Photo credit: Joy Bryant

I’d be
lying if I said that this particular entry didn’t cause me a small
amount of pause.

The
truth is, I wasn’t really looking forward to writing yet another post where I get to tell you how much this week forced me to learn and how the ups and downs
of this sport are all markers along my path …  but it really is (albeit cliché) the theme coursing through the veins of my Rookie
season. 
So,
when the snow settled in the Austrian outrun, the timesheet solidified the fact that I had finished 17th overall and ensured that this FIBT World Cup
race number 8 would be another car on the high speed freight train of important
self-realizations that continue to barrel down the tracks.

Igls,
Austria – a popular Tyrolean holiday village since the 19th century
and the first European track I ever learned (Jan 2012). Now, it can also be remembered as
the place I was re-introduced to my ability to try too hard … 



Often
described as being “so easy, it’s difficult” Innsbruck/Igls is 1,217 metres of track that loves to
slowly steal your sled speed through a gradual 124 metre drop and then, give you
a coronary through the entire treacherous breaking stretch. All the same, it’s
a track on which I had achieved a nice level of comfort. A track that I felt
calm in and a track that I could picture myself getting my 3rd
Olympic qualifier.



As far
as I was concerned, official training went pretty well, and I was more than aware
that the winner of the race would be whomever could create the most velocity at
the start and find the optimal relaxed-precision as a pilot … twice. Which
might sound like what we say about the majority of the sliding tracks, but Igls
is very specific in her demands. Anything less than this will result in a
something much different; something much less desirable.
In a couple of recent posts, I talked about letting go – because the importance of
this skill as a Skeleton racer is second to none. However, my hindsight has led
me to realize and acknowledge that  I was a bit naïve to believe this skill held it’s crucial
element on the ice alone.

Race
day was colder than it had been all week, but the snow held off – which had
been the main concern from the field.  Trusting my set up, when the 9th
green light cleared the track, Phrixus and I were off.



My heart
was racing a touch more than normal, dry land training had been intentionally
taking it out of us, as we continue to work towards peaking for World Championships. But as a racer I prepare to win the same way each time I hear my name called.
This race was no different as I guided Phrixus with a firm but gentle hand. A
sticky groove set our momentum a touch backwards, but I didn’t let that blip stay
in my mind for more than a millisecond.

“Push the sled!!!” My brain screamed at my legs and joints. The struggle was
clear, but I ran it deep.


Loaded
and down, I began to navigate the path inches from my chin. I was happy with
most of the top portion of the run, with a few exceptions and a couple frustrating skids
that I could only pray lasted longer in my mind – I crossed the finish line.
Catching a glimpse of my downtime as I hammered into the foam mats, I felt a sinking
feeling in the pit of my stomach. 


Nope, this race day wasn’t going to be an easy one.

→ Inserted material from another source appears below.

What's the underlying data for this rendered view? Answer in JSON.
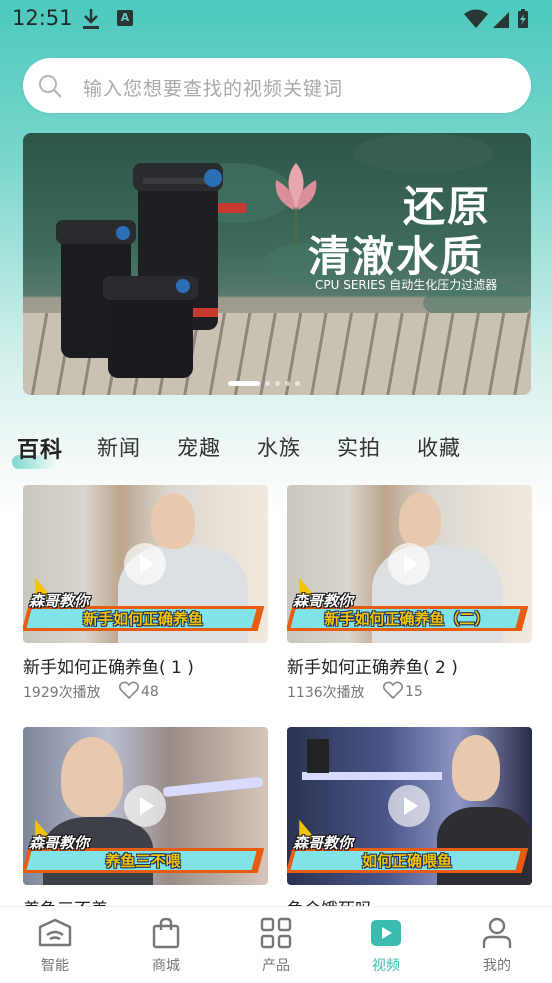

Swallowing the jagged pill that was a less than stellar first-run result, I
waited with baited breath to hear if I was even going to get a second run …  The news came upstairs:
17th place – 3rd sled off in heat 2 … and thankfully, another chance
to get it right. 



With deep breaths, positive thinking and a slightly different game plan, it
took no time at all before I was once again face to face with the entrance to
corner one. The push, unfortunately, wasn’t any quicker than run 1 but I made some
small improvements to the run quality and overall top speeds. It would be enough
to maintain my position – but just barely. I may not have moved up in ranking but a couple of exciting 2 and 3-way ties meant a total of 9 girls medaled in
the end. Tight racing at it’s finest!

And for me, a day that didn’t exactly go according to plan.

Frustrated
and feeling a bit like a broken plate glass window … my uneven pieces all over the
finish dock … I held it together really well at the track. I reassured myself, “Another race completed;
more fuel for the fire.” Yes, Igls had proven its uniqueness as a track, and forced
me way out of my comfort zone – but the importance of these events didn’t sink in instantly.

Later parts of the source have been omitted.